The Greatest Person I’ve Ever Known

I’ve spent the last two days off work, at home, taking care of Pammie. I’ve really enjoyed the time with her, yet my heart is breaking. Pammie is dying. God, even typing that sentence makes me weep. I suppose I shouldn’t focus on that. She has Alzheimer’s. It’s been called the silent killer. It’s a slow, malicious, thief that robs families of their loved ones a few simple things at a time. The cruelest part is that Pammie’s case is so much more complicated because of who she was born to be. She was already afflicted with enough pain in her life. She was born with Down’s Syndrome. That always made her unique, wholly her own blessed angel. Sweet, pure, yet…simple. She’s never had the ability to retain a lot of information. So now, the information being stolen from her seems doubly heinous. Watching her forget what happened yesterday, or that tomorrow will eventually come, shatters my heart. Having to remove the knobs from the stove so she can’t play with the burners, or put extra locks on the doors so she can’t wander off makes me want to sit down and bawl for what we’ve lost with her. This is a woman who, when I was a child, used to cook me hot dogs and macaroni and cheese, and take me to school each morning. Who dried my tears when I fell off my bicycle, taught me how to use a latch-hook to make a rug, always found that last elusive word in the find-a-word puzzle books. Now Pammie cries for reasons known only to her, can’t match the colours in a paint by number, and circles the same letters over and over in her puzzle books. It’s the little things you miss.

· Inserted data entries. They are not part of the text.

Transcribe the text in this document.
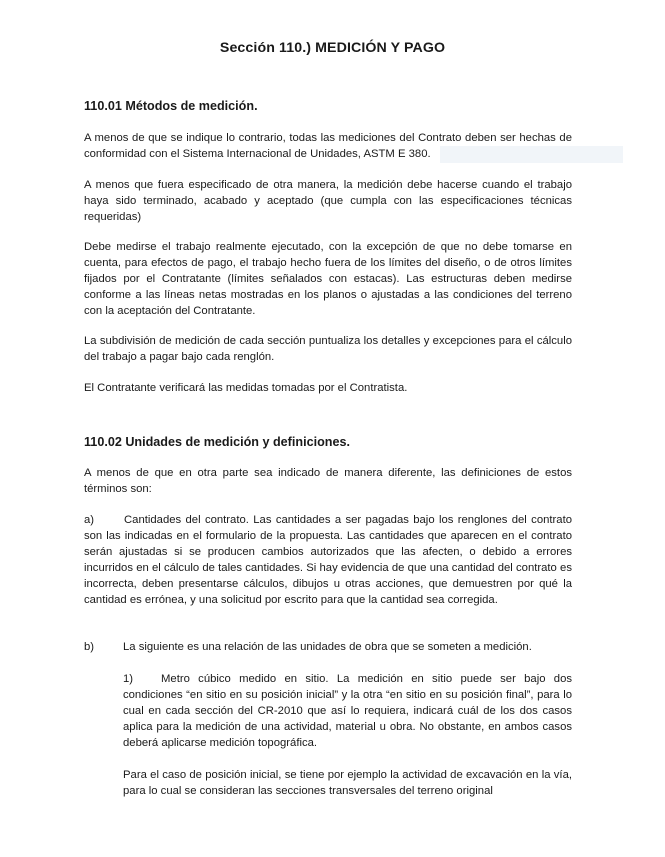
Sección 110.) MEDICIÓN Y PAGO
110.01 Métodos de medición.

A menos de que se indique lo contrario, todas las mediciones del Contrato deben ser hechas de conformidad con el Sistema Internacional de Unidades, ASTM E 380.

A menos que fuera especificado de otra manera, la medición debe hacerse cuando el trabajo haya sido terminado, acabado y aceptado (que cumpla con las especificaciones técnicas requeridas)

Debe medirse el trabajo realmente ejecutado, con la excepción de que no debe tomarse en cuenta, para efectos de pago, el trabajo hecho fuera de los límites del diseño, o de otros límites fijados por el Contratante (límites señalados con estacas). Las estructuras deben medirse conforme a las líneas netas mostradas en los planos o ajustadas a las condiciones del terreno con la aceptación del Contratante.

La subdivisión de medición de cada sección puntualiza los detalles y excepciones para el cálculo del trabajo a pagar bajo cada renglón.

El Contratante verificará las medidas tomadas por el Contratista.

110.02 Unidades de medición y definiciones.

A menos de que en otra parte sea indicado de manera diferente, las definiciones de estos términos son:

a)	Cantidades del contrato. Las cantidades a ser pagadas bajo los renglones del contrato son las indicadas en el formulario de la propuesta. Las cantidades que aparecen en el contrato serán ajustadas si se producen cambios autorizados que las afecten, o debido a errores incurridos en el cálculo de tales cantidades. Si hay evidencia de que una cantidad del contrato es incorrecta, deben presentarse cálculos, dibujos u otras acciones, que demuestren por qué la cantidad es errónea, y una solicitud por escrito para que la cantidad sea corregida.

b)	La siguiente es una relación de las unidades de obra que se someten a medición.

1)	Metro cúbico medido en sitio. La medición en sitio puede ser bajo dos condiciones “en sitio en su posición inicial” y la otra “en sitio en su posición final”, para lo cual en cada sección del CR-2010 que así lo requiera, indicará cuál de los dos casos aplica para la medición de una actividad, material u obra. No obstante, en ambos casos deberá aplicarse medición topográfica.

Para el caso de posición inicial, se tiene por ejemplo la actividad de excavación en la vía, para lo cual se consideran las secciones transversales del terreno original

Yesterday, Pammie forgot my name. She remembered it within minutes, but that’s not the point. That’s part of the disease, having to search for a word before finding it. I cried in my room for half an hour.

The hardest part for me is that I have years of experience working with Alzheimer’s and Dementia patients. I know what’s coming down the pipe for Pammie. I have the training, the knowledge of the pathology of the disease to dissect all the symptoms down to their basest elements. Break it down clinically and analytically. I am the most qualified person of my family to help Pammie with everything that is in store for her, and for us. It is not a medal I ever wanted to pin to my chest.